Re: high kswapd CPU usage with symmetrical swap in/out pattern with multi-gen LRU

Yu Zhao <yuzhao@xxxxxxxxxx> · Tue, 21 Nov 2023 23:13:35 -0700

On Mon, Nov 20, 2023 at 1:42 AM Jaroslav Pulchart
<jaroslav.pulchart@xxxxxxxxxxxx> wrote:
>
> > On Tue, Nov 14, 2023 at 12:30 AM Jaroslav Pulchart
> > <jaroslav.pulchart@xxxxxxxxxxxx> wrote:
> > >
> > > >
> > > > On Mon, Nov 13, 2023 at 1:36 AM Jaroslav Pulchart
> > > > <jaroslav.pulchart@xxxxxxxxxxxx> wrote:
> > > > >
> > > > > >
> > > > > > On Thu, Nov 9, 2023 at 3:58 AM Jaroslav Pulchart
> > > > > > <jaroslav.pulchart@xxxxxxxxxxxx> wrote:
> > > > > > >
> > > > > > > >
> > > > > > > > On Wed, Nov 8, 2023 at 10:39 PM Jaroslav Pulchart
> > > > > > > > <jaroslav.pulchart@xxxxxxxxxxxx> wrote:
> > > > > > > > >
> > > > > > > > > >
> > > > > > > > > > On Wed, Nov 8, 2023 at 12:04 PM Jaroslav Pulchart
> > > > > > > > > > <jaroslav.pulchart@xxxxxxxxxxxx> wrote:
> > > > > > > > > > >
> > > > > > > > > > > >
> > > > > > > > > > > > Hi Jaroslav,
> > > > > > > > > > >
> > > > > > > > > > > Hi Yu Zhao
> > > > > > > > > > >
> > > > > > > > > > > thanks for response, see answers inline:
> > > > > > > > > > >
> > > > > > > > > > > >
> > > > > > > > > > > > On Wed, Nov 8, 2023 at 6:35 AM Jaroslav Pulchart
> > > > > > > > > > > > <jaroslav.pulchart@xxxxxxxxxxxx> wrote:
> > > > > > > > > > > > >
> > > > > > > > > > > > > Hello,
> > > > > > > > > > > > >
> > > > > > > > > > > > > I would like to report to you an unpleasant behavior of multi-gen LRU
> > > > > > > > > > > > > with strange swap in/out usage on my Dell 7525 two socket AMD 74F3
> > > > > > > > > > > > > system (16numa domains).
> > > > > > > > > > > >
> > > > > > > > > > > > Kernel version please?
> > > > > > > > > > >
> > > > > > > > > > > 6.5.y, but we saw it sooner as it is in investigation from 23th May
> > > > > > > > > > > (6.4.y and maybe even the 6.3.y).
> > > > > > > > > >
> > > > > > > > > > v6.6 has a few critical fixes for MGLRU, I can backport them to v6.5
> > > > > > > > > > for you if you run into other problems with v6.6.
> > > > > > > > > >
> > > > > > > > >
> > > > > > > > > I will give it a try using 6.6.y.
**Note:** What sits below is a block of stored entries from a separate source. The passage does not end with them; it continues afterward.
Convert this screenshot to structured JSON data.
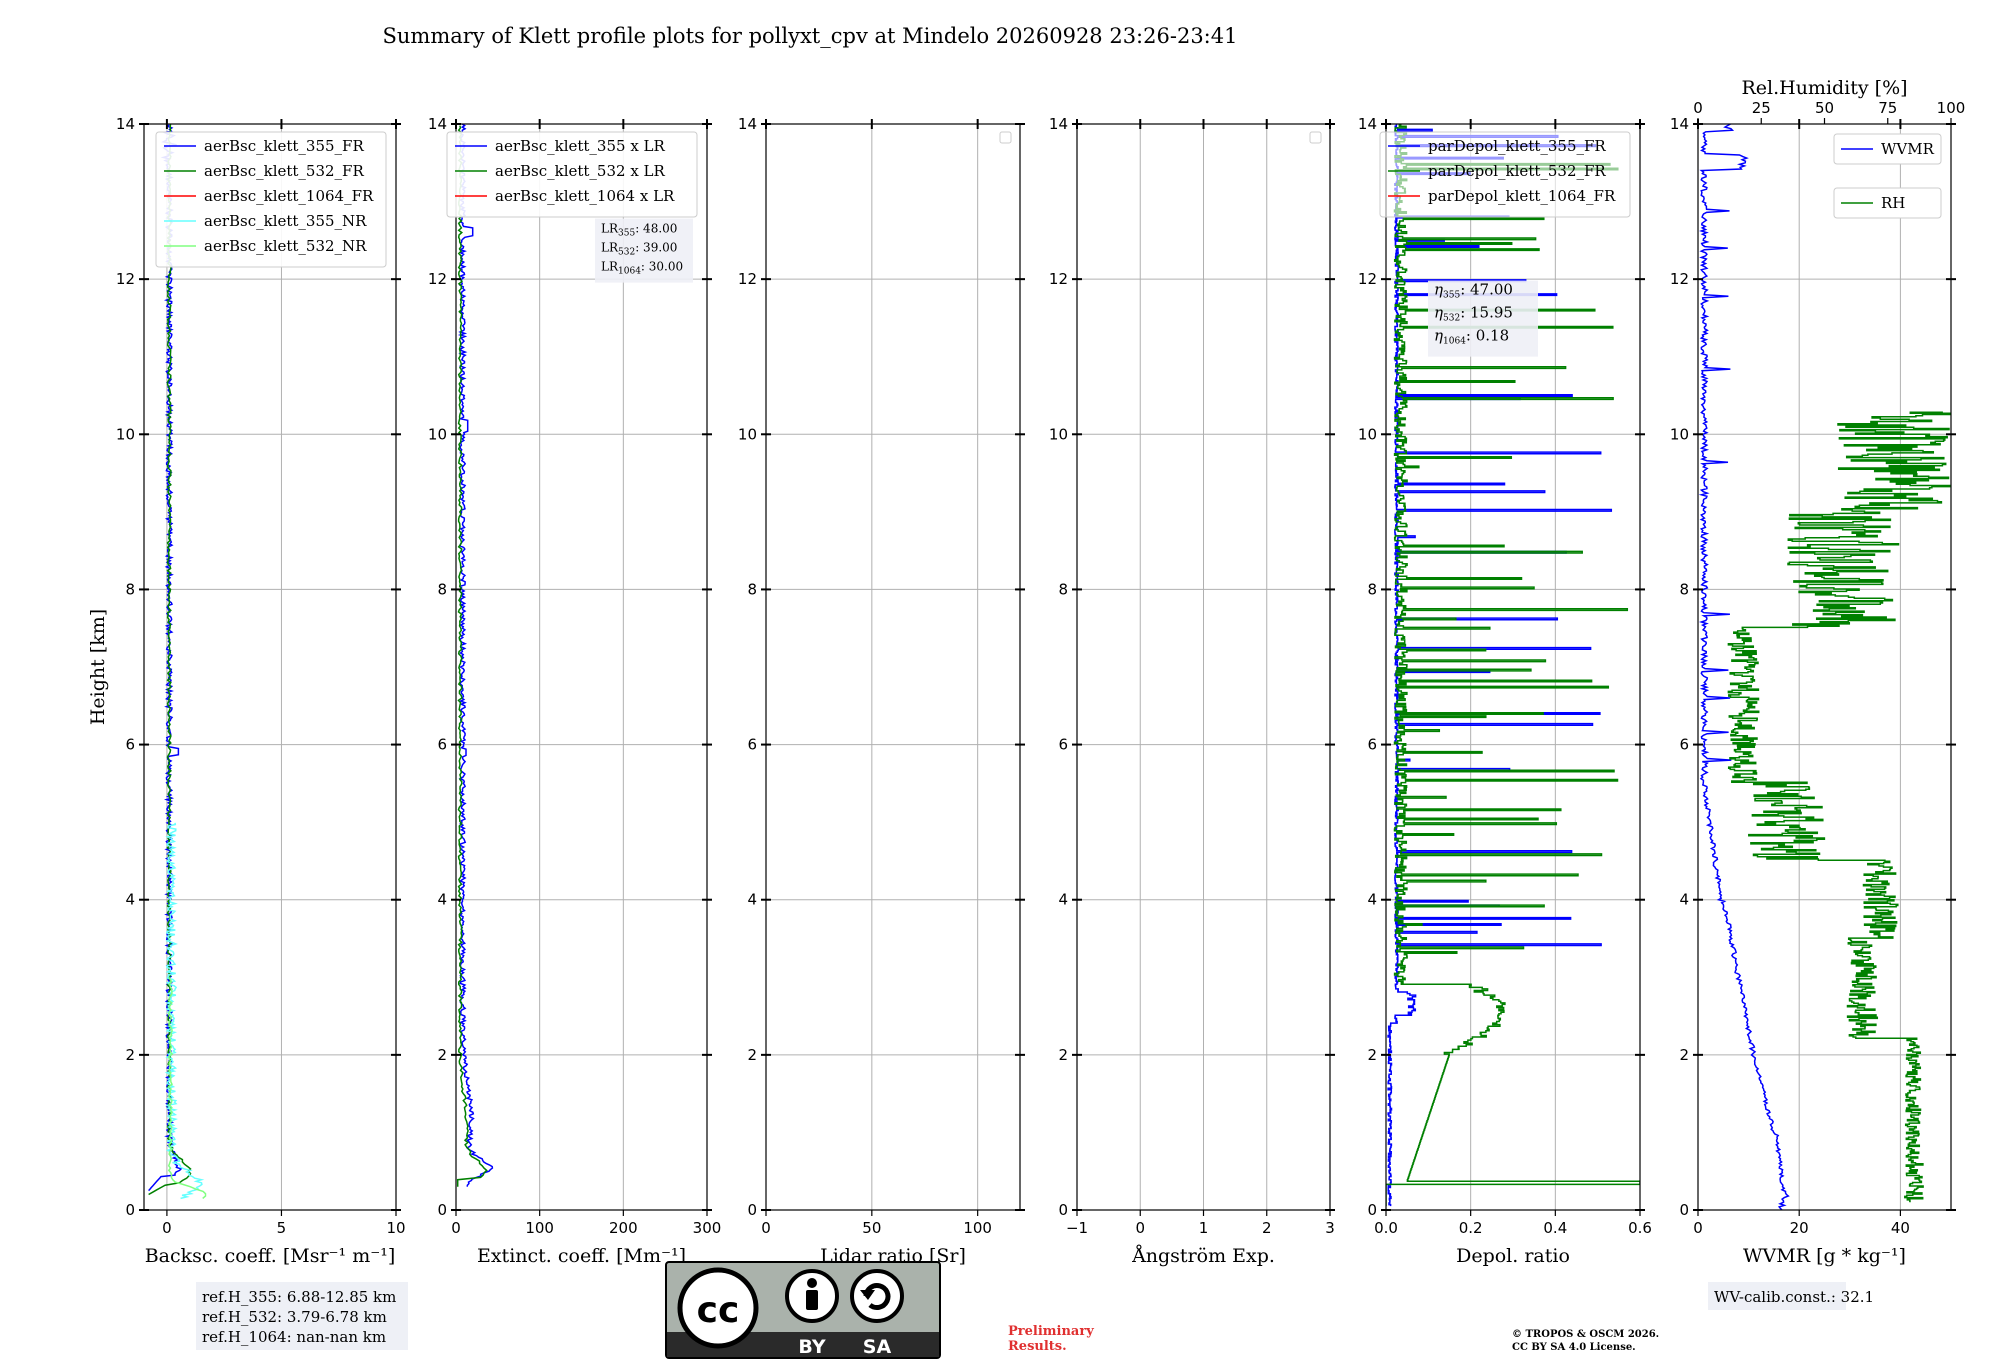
{
  "title": "Summary of Klett profile plots for pollyxt_cpv at Mindelo 20260928 23:26-23:41",
  "colors": {
    "b355": "#0000ff",
    "g532": "#008000",
    "r1064": "#ff0000",
    "cyan": "#66ffff",
    "lime": "#80ff80",
    "grid": "#b0b0b0"
  },
  "footer": {
    "ref_lines": [
      "ref.H_355: 6.88-12.85 km",
      "ref.H_532: 3.79-6.78 km",
      "ref.H_1064: nan-nan km"
    ],
    "license_badge": {
      "by": "BY",
      "sa": "SA",
      "icon": "cc-by-sa-logo"
    },
    "preliminary": [
      "Preliminary",
      "Results."
    ],
    "copyright": [
      "© TROPOS & OSCM 2026.",
      "CC BY SA 4.0 License."
    ],
    "wv_calib": "WV-calib.const.: 32.1"
  },
  "chart_data": [
    {
      "id": "bsc",
      "type": "line",
      "xlabel": "Backsc. coeff. [Msr⁻¹ m⁻¹]",
      "ylabel": "Height [km]",
      "xlim": [
        -1,
        10
      ],
      "ylim": [
        0,
        14
      ],
      "xticks": [
        0,
        5,
        10
      ],
      "yticks": [
        0,
        2,
        4,
        6,
        8,
        10,
        12,
        14
      ],
      "grid": true,
      "legend": {
        "location": "upper-right"
      },
      "series": [
        {
          "name": "aerBsc_klett_355_FR",
          "color": "b355",
          "gen": "bsc355"
        },
        {
          "name": "aerBsc_klett_532_FR",
          "color": "g532",
          "gen": "bsc532"
        },
        {
          "name": "aerBsc_klett_1064_FR",
          "color": "r1064",
          "gen": "none"
        },
        {
          "name": "aerBsc_klett_355_NR",
          "color": "cyan",
          "gen": "bsc355nr"
        },
        {
          "name": "aerBsc_klett_532_NR",
          "color": "lime",
          "gen": "bsc532nr"
        }
      ]
    },
    {
      "id": "ext",
      "type": "line",
      "xlabel": "Extinct. coeff. [Mm⁻¹]",
      "xlim": [
        0,
        300
      ],
      "ylim": [
        0,
        14
      ],
      "xticks": [
        0,
        100,
        200,
        300
      ],
      "yticks": [
        0,
        2,
        4,
        6,
        8,
        10,
        12,
        14
      ],
      "grid": true,
      "legend": {
        "location": "upper-right"
      },
      "series": [
        {
          "name": "aerBsc_klett_355 x LR",
          "color": "b355",
          "gen": "ext355"
        },
        {
          "name": "aerBsc_klett_532 x LR",
          "color": "g532",
          "gen": "ext532"
        },
        {
          "name": "aerBsc_klett_1064 x LR",
          "color": "r1064",
          "gen": "none"
        }
      ],
      "annotation": [
        {
          "label": "LR",
          "sub": "355",
          "value": ": 48.00"
        },
        {
          "label": "LR",
          "sub": "532",
          "value": ": 39.00"
        },
        {
          "label": "LR",
          "sub": "1064",
          "value": ": 30.00"
        }
      ]
    },
    {
      "id": "lr",
      "type": "line",
      "xlabel": "Lidar ratio [Sr]",
      "xlim": [
        0,
        120
      ],
      "ylim": [
        0,
        14
      ],
      "xticks": [
        0,
        50,
        100
      ],
      "yticks": [
        0,
        2,
        4,
        6,
        8,
        10,
        12,
        14
      ],
      "grid": true,
      "legend": {
        "location": "upper-right",
        "empty": true
      },
      "series": []
    },
    {
      "id": "ae",
      "type": "line",
      "xlabel": "Ångström Exp.",
      "xlim": [
        -1,
        3
      ],
      "ylim": [
        0,
        14
      ],
      "xticks": [
        -1,
        0,
        1,
        2,
        3
      ],
      "yticks": [
        0,
        2,
        4,
        6,
        8,
        10,
        12,
        14
      ],
      "grid": true,
      "legend": {
        "location": "upper-right",
        "empty": true
      },
      "series": []
    },
    {
      "id": "dep",
      "type": "line",
      "xlabel": "Depol. ratio",
      "xlim": [
        0,
        0.6
      ],
      "ylim": [
        0,
        14
      ],
      "xticks": [
        0.0,
        0.2,
        0.4,
        0.6
      ],
      "yticks": [
        0,
        2,
        4,
        6,
        8,
        10,
        12,
        14
      ],
      "grid": true,
      "legend": {
        "location": "upper-right"
      },
      "series": [
        {
          "name": "parDepol_klett_355_FR",
          "color": "b355",
          "gen": "dep355"
        },
        {
          "name": "parDepol_klett_532_FR",
          "color": "g532",
          "gen": "dep532"
        },
        {
          "name": "parDepol_klett_1064_FR",
          "color": "r1064",
          "gen": "none"
        }
      ],
      "annotation": [
        {
          "label": "η",
          "sub": "355",
          "value": ": 47.00"
        },
        {
          "label": "η",
          "sub": "532",
          "value": ": 15.95"
        },
        {
          "label": "η",
          "sub": "1064",
          "value": ": 0.18"
        }
      ]
    },
    {
      "id": "wv",
      "type": "line",
      "xlabel": "WVMR [g * kg⁻¹]",
      "x2label": "Rel.Humidity [%]",
      "xlim": [
        0,
        50
      ],
      "x2lim": [
        0,
        100
      ],
      "ylim": [
        0,
        14
      ],
      "xticks": [
        0,
        20,
        40
      ],
      "x2ticks": [
        0,
        25,
        50,
        75,
        100
      ],
      "yticks": [
        0,
        2,
        4,
        6,
        8,
        10,
        12,
        14
      ],
      "grid": true,
      "series": [
        {
          "name": "WVMR",
          "color": "b355",
          "gen": "wvmr",
          "legend_location": "upper-right"
        },
        {
          "name": "RH",
          "color": "g532",
          "gen": "rh",
          "axis": "x2",
          "legend_location": "upper-right"
        }
      ]
    }
  ]
}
When it will work we can switch to
> > > > > > > > > 6.6.y instead of backporting the stuff to 6.5.y.
> > > > > > > > >
> > > > > > > > > > > > > Symptoms of my issue are
> > > > > > > > > > > > >
> > > > > > > > > > > > > /A/ if mult-gen LRU is enabled
> > > > > > > > > > > > > 1/ [kswapd3] is consuming 100% CPU
> > > > > > > > > > > >
> > > > > > > > > > > > Just thinking out loud: kswapd3 means the fourth node was under memory pressure.
> > > > > > > > > > > >
> > > > > > > > > > > > >     top - 15:03:11 up 34 days,  1:51,  2 users,  load average: 23.34,
> > > > > > > > > > > > > 18.26, 15.01
> > > > > > > > > > > > >     Tasks: 1226 total,   2 running, 1224 sleeping,   0 stopped,   0 zombie
> > > > > > > > > > > > >     %Cpu(s): 12.5 us,  4.7 sy,  0.0 ni, 82.1 id,  0.0 wa,  0.4 hi,
> > > > > > > > > > > > > 0.4 si,  0.0 st
> > > > > > > > > > > > >     MiB Mem : 1047265.+total,  28382.7 free, 1021308.+used,    767.6 buff/cache
> > > > > > > > > > > > >     MiB Swap:   8192.0 total,   8187.7 free,      4.2 used.  25956.7 avail Mem
> > > > > > > > > > > > >     ...
> > > > > > > > > > > > >         765 root      20   0       0      0      0 R  98.3   0.0
> > > > > > > > > > > > > 34969:04 kswapd3
> > > > > > > > > > > > >     ...
> > > > > > > > > > > > > 2/ swap space usage is low about ~4MB from 8GB as swap in zram (was
> > > > > > > > > > > > > observed with swap disk as well and cause IO latency issues due to
> > > > > > > > > > > > > some kind of locking)
> > > > > > > > > > > > > 3/ swap In/Out is huge and symmetrical ~12MB/s in and ~12MB/s out
> > > > > > > > > > > > >
> > > > > > > > > > > > >
> > > > > > > > > > > > > /B/ if mult-gen LRU is disabled
> > > > > > > > > > > > > 1/ [kswapd3] is consuming 3%-10% CPU
> > > > > > > > > > > > >     top - 15:02:49 up 34 days,  1:51,  2 users,  load average: 23.05,
> > > > > > > > > > > > > 17.77, 14.77
> > > > > > > > > > > > >     Tasks: 1226 total,   1 running, 1225 sleeping,   0 stopped,   0 zombie
> > > > > > > > > > > > >     %Cpu(s): 14.7 us,  2.8 sy,  0.0 ni, 81.8 id,  0.0 wa,  0.4 hi,
> > > > > > > > > > > > > 0.4 si,  0.0 st
> > > > > > > > > > > > >     MiB Mem : 1047265.+total,  28378.5 free, 1021313.+used,    767.3 buff/cache
> > > > > > > > > > > > >     MiB Swap:   8192.0 total,   8189.0 free,      3.0 used.  25952.4 avail Mem
> > > > > > > > > > > > >     ...
> > > > > > > > > > > > >        765 root      20   0       0      0      0 S   3.6   0.0
> > > > > > > > > > > > > 34966:46 [kswapd3]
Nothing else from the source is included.